Même pas le christianisme, dans lequel tu t’enrôles comme un soldat du Bien, peut t’opposer de la résistance. Ce n’est pas ta « soif des consolations de l’Évangile » mesurée, idoine, c’est l’idéal franciscain de la simplicité, consanguinité avec le pauvre, un geste qu’on interprète comme du fanatisme. Mais la recherche initiée par des halètements frénétiques, ne s’arrêtera jamais. Tu portes le stigmate de l’interrogation. Tu dis : « L’art est beau, si on pouvait retenir ce qu’on a vu, la nourriture pour la pensée ne manquerait jamais, on ne serait jamais véritablement seul, jamais seul ». C’est ça le grand problème, retenir ce qu’on a vu. Tu te transformes en prédateur de la forme, de la lumière, de l’aura. Et les couleurs sont l’émancipation de ce qui fuit : le corbeau, l’étoile, un tournesol qui se contracte entre la plénitude et l’agonie. C’est avec raison qu’on t’appelle le peintre de ce qui est invisible. Une partie de chasse plus impitoyable que celle des impressionnistes à la poursuite de la lumière.

Le missionnaire qui n’a pas trouvé la compréhension des hommes, la trouve dans les plans des champs qui se succèdent jusqu’au vertige, dans les nuages déchirés, dans les êtres anonymes et leur grossière réalité, dans les saules, dans les cyprès, dans les objets humanisés par leur simplicité ou leur désolation. Percer l’infinie cosmogonie des couleurs, sa fusion de quelques secondes dans un labyrinthe de spasmes. Se méfier du « mirage réaliste », remuer toujours vers l’intérieur, se mettre à nu dans le rouge et le vert, le souffre, la mesquinerie, la folie ou la peur. Fuir avec le cobalt, se perdre, se transformer en étoile, atome… oublier le chemin de retour.

Montrer, écorché vif, le cœur d’« un excentrique », « une nullité » qui flâne avec son chevalet sur le dos, qui s’afflige devant l’infidélité sur la toile de l’azur-gris, car ce n’est pas de la même couleur du ciel. Scruter à la surface de l’eau la marée qui monte, ramener des morceaux de boue dans les vêtements pour les examiner, accoucher un objet, un visage, un arbre fouetté par le vent, et ressentir, nonobstant, qu’« il n’y a rien de plus artistique qu’aimer les gens ».

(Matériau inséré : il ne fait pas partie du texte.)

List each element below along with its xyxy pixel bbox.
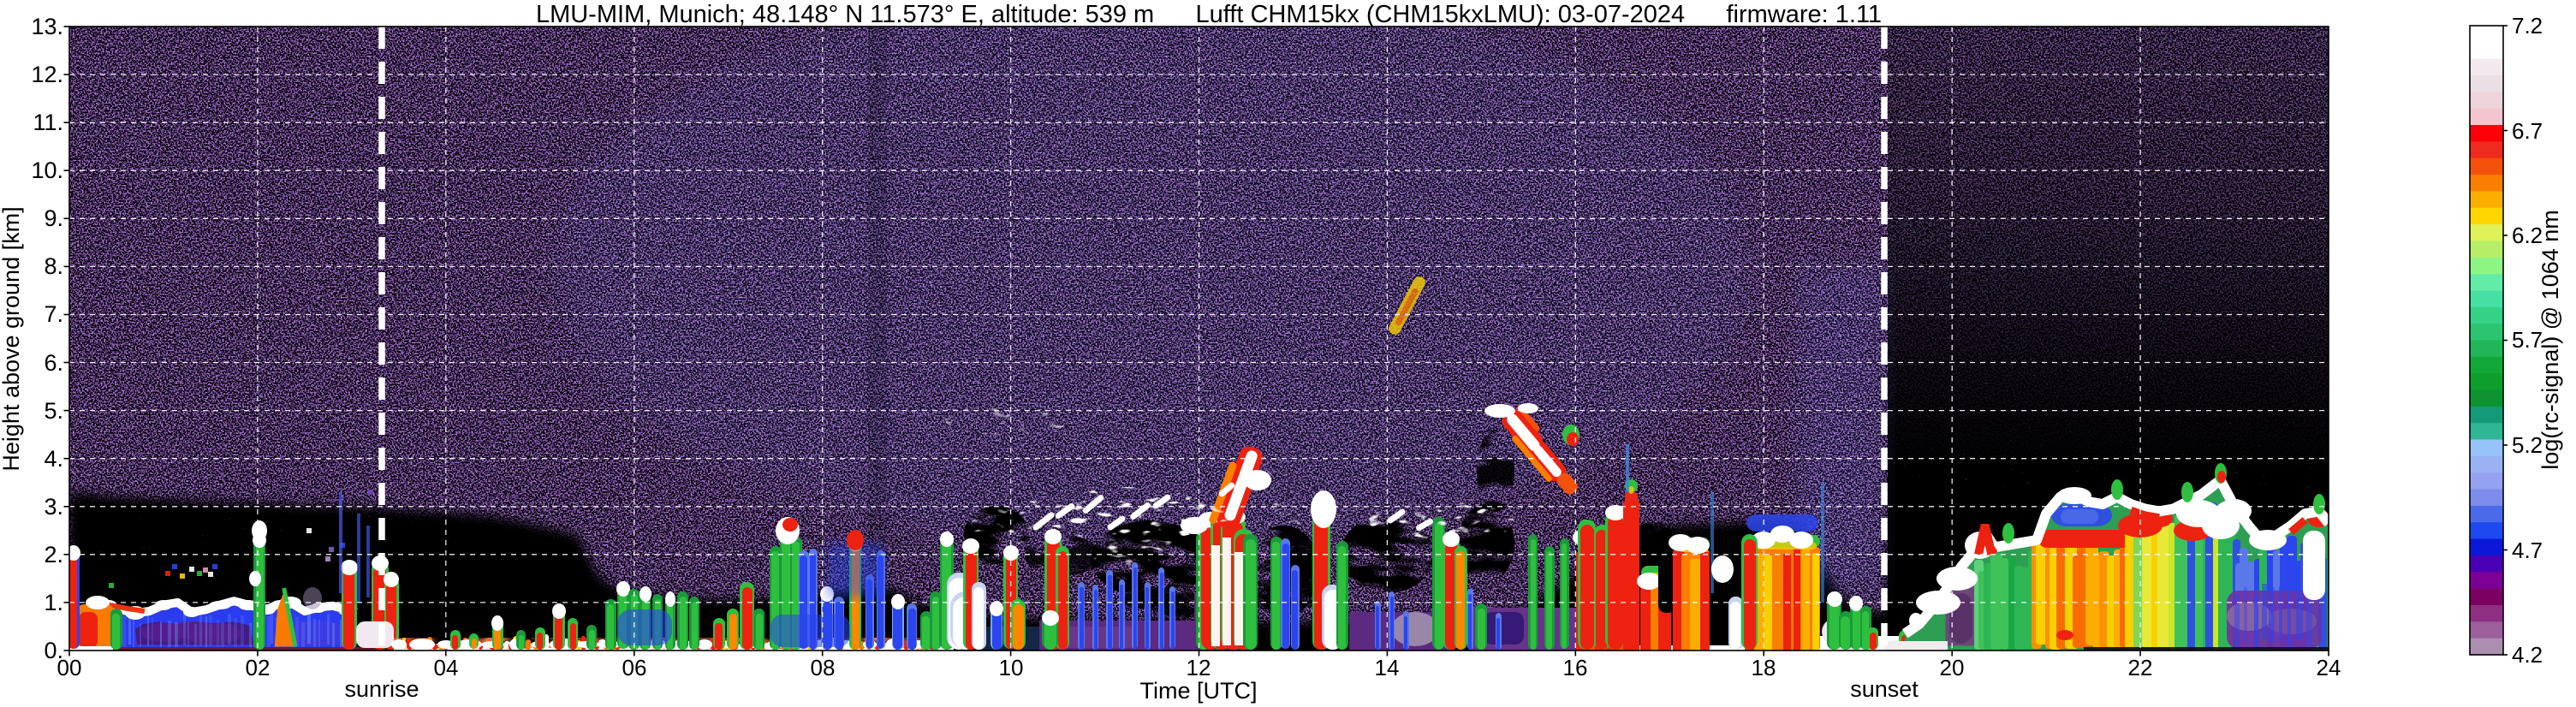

Lutter avec cette « nature duale, de peintre et de moine » ; souffrir le poids du sacrifice de Theo, ton pont vers le monde et ton engagement moral ; fomenter ton ambition contre l’indifférence, l’acharnement des gens connus et des étranges, la lassitude, la fatigue, l’exil. Et puis la déception de découvrir que, « au lieu d’avoir dépensé autant d’argent pour faire de l’art, on aurait pu vivre, tout simplement ». Tu t’étonnes de la froideur et des divergences entre les artistes, « le peintre doit faire abstraction de toutes les ambitionnes sociales, pourquoi les peintres ne se tendent-ils les mains pour travailler tous ensemble, comme des soldats alignés sur la même voie ? » Tu rêves de transformer l’hospice en atelier communautaire pour des peintres. Comme le mépris chrétien pour le corps, la propriété, en faisant de la couleur un objet de dévotion.

Le symbolisme est un hasard congénital, c’est pourquoi le jaune t’attrape. Des champs, des natures mortes, des visages de superlative humanité et de tournesols aveuglants. C’est une couleur qui, sur le plan mystique, représente la sagesse. Tourne et tourne la question : « c’est ça tout, ou est-ce qu’il y en reste quelque chose de plus ? ». La matière picturale devrait te répondre, mais elle fuit. Elle joue entre tes doigts pour que tu deviennes un faiseur, Dieu du microcosme, réalisant des synthèses aléatoires, tandis que quelque chose échappe à ta volonté et éclabousse une tache, une ligne, un millième de second. Et une fois encore c’est l’étonnement, et l’hésitation, et l’extase et l’enfer.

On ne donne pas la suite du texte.